Publisher’s Words January – February 2020

The access to bioidentical hormones via compounding pharmacies may be threatened in the near future. For some time now, the FDA has been trying to remove the access to these hormones, especially estriol. To learn more about this issue and how you can help maintain open access to compounded bioidentical hormones for your patients, please visit this website:

We have known for some time that cholesterols are not simply “bad” or “good.”  Various studies have suggested that levels of LDL do not correlate well with risks in cardiovascular disease. Some studies have shown that about 75% of patients with heart attacks have cholesterol levels that do not indicate a high risk for a cardiovascular event. Researchers from Ohio have now elucidated how the different subclasses of LDL would impact endothelial function differently1, thus leading to different risk of developing heart disease.

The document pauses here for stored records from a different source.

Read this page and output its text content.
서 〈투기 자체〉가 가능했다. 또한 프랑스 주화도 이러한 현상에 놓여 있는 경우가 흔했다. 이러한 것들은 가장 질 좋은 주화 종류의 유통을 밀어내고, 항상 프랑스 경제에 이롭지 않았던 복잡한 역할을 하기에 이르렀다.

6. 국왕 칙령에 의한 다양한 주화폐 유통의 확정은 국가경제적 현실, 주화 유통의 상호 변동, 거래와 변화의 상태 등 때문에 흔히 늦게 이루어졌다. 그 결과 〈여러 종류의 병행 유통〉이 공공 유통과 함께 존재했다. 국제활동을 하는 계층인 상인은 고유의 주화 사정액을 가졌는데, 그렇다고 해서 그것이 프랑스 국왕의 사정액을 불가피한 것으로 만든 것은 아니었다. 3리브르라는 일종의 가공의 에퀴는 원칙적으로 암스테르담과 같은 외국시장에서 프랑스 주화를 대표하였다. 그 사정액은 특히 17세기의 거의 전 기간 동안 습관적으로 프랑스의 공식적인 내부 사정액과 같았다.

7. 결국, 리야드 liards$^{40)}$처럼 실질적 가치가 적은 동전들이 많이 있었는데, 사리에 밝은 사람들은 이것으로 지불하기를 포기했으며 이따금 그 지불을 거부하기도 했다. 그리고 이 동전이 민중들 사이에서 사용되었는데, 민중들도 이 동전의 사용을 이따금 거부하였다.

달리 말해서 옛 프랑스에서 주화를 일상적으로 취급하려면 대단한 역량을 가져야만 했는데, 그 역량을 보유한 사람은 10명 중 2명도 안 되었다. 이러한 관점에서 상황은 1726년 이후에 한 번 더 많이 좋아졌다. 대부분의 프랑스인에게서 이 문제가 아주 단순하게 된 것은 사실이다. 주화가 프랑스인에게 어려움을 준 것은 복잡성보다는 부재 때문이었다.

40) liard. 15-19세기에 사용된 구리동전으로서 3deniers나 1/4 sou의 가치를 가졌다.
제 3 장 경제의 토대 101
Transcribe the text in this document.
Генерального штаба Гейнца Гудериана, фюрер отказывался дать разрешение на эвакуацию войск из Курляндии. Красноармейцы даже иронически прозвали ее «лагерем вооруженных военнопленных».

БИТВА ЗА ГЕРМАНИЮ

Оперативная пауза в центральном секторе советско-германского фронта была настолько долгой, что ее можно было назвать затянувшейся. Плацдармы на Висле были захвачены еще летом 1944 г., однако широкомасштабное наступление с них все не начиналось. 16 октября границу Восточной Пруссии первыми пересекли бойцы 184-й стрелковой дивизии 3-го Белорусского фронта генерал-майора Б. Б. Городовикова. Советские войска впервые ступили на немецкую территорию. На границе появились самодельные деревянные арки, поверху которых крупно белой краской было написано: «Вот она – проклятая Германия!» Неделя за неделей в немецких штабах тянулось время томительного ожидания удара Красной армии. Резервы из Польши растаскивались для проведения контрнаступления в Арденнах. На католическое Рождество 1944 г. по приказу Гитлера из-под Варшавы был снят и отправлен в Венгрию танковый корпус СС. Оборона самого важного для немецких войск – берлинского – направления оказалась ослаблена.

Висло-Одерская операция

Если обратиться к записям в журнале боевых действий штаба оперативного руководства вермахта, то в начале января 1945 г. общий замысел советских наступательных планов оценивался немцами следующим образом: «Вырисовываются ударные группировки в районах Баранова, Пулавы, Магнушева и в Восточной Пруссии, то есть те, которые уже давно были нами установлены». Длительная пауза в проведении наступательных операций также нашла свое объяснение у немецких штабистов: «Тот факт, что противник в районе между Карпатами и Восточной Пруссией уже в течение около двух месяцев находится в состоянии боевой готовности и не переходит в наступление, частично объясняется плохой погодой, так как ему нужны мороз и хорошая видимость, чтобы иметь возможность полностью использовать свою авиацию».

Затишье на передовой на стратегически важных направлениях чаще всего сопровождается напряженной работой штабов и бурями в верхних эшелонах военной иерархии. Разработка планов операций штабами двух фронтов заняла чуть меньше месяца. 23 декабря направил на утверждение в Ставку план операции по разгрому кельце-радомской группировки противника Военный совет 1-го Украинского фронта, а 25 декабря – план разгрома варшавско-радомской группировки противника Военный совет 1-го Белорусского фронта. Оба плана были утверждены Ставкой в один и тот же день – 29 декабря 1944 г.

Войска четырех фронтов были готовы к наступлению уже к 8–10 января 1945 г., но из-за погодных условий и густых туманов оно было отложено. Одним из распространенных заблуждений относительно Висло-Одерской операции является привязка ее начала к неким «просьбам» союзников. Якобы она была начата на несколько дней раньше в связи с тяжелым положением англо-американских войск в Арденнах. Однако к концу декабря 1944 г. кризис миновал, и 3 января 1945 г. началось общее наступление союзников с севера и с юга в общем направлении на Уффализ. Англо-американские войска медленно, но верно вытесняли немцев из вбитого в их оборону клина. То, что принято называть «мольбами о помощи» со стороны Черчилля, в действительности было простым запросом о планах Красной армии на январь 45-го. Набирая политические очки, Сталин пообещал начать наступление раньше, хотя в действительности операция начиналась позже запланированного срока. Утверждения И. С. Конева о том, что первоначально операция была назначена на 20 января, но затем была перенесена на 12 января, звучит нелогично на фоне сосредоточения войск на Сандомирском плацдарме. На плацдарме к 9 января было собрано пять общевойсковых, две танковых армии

Specifically, the concentration of subclass B, in relation to the concentrations of subclasses I and A, may be an important ratio for both risk stratification and treatment effectiveness assessment.

Helicobacter pylori infection is the most well known risk factor for developing stomach cancer. However, this infection appears to increase the risk of gastric adenocarcinoma differently between different ethnic groups. Researchers at the University of Pennsylvania collected data from the Veterans Health Administration of over 370,000 patients diagnosed with H. Pylori infection and analyzed the risk of gastric cancer2. The data shows that Asians have the highest risk (subhazard ratio of 2.52, P<0.001), followed by African Americans (SHR of 2.00, P<0.001). Women had a decreased risk compared to men (SHR of 0.52, P<0.001), and confirmed H pylori eradication after treatment reduced risk of gastric cancer (SHR, 0.24). 

  1. Hua JZ, et al. Variable Effects Of LDL Subclasses Of Cholesterol On Endothelial Nitric Oxide/Peroxynitrite Balance – The Risks And Clinical Implications For Cardiovascular Disease. Int J Nanomedicine. 2019; 14: 8973–8987.
  2. Kumar S, et al. Risk Factors and Incidence of Gastric Cancer After Detection of Helicobacter pylori Infection: A Large Cohort Study. Gastroenterology. 2020 Feb;158(3):527-536.e7. doi: 10.1053/j.gastro.2019.10.019. Epub 2019 Oct 22.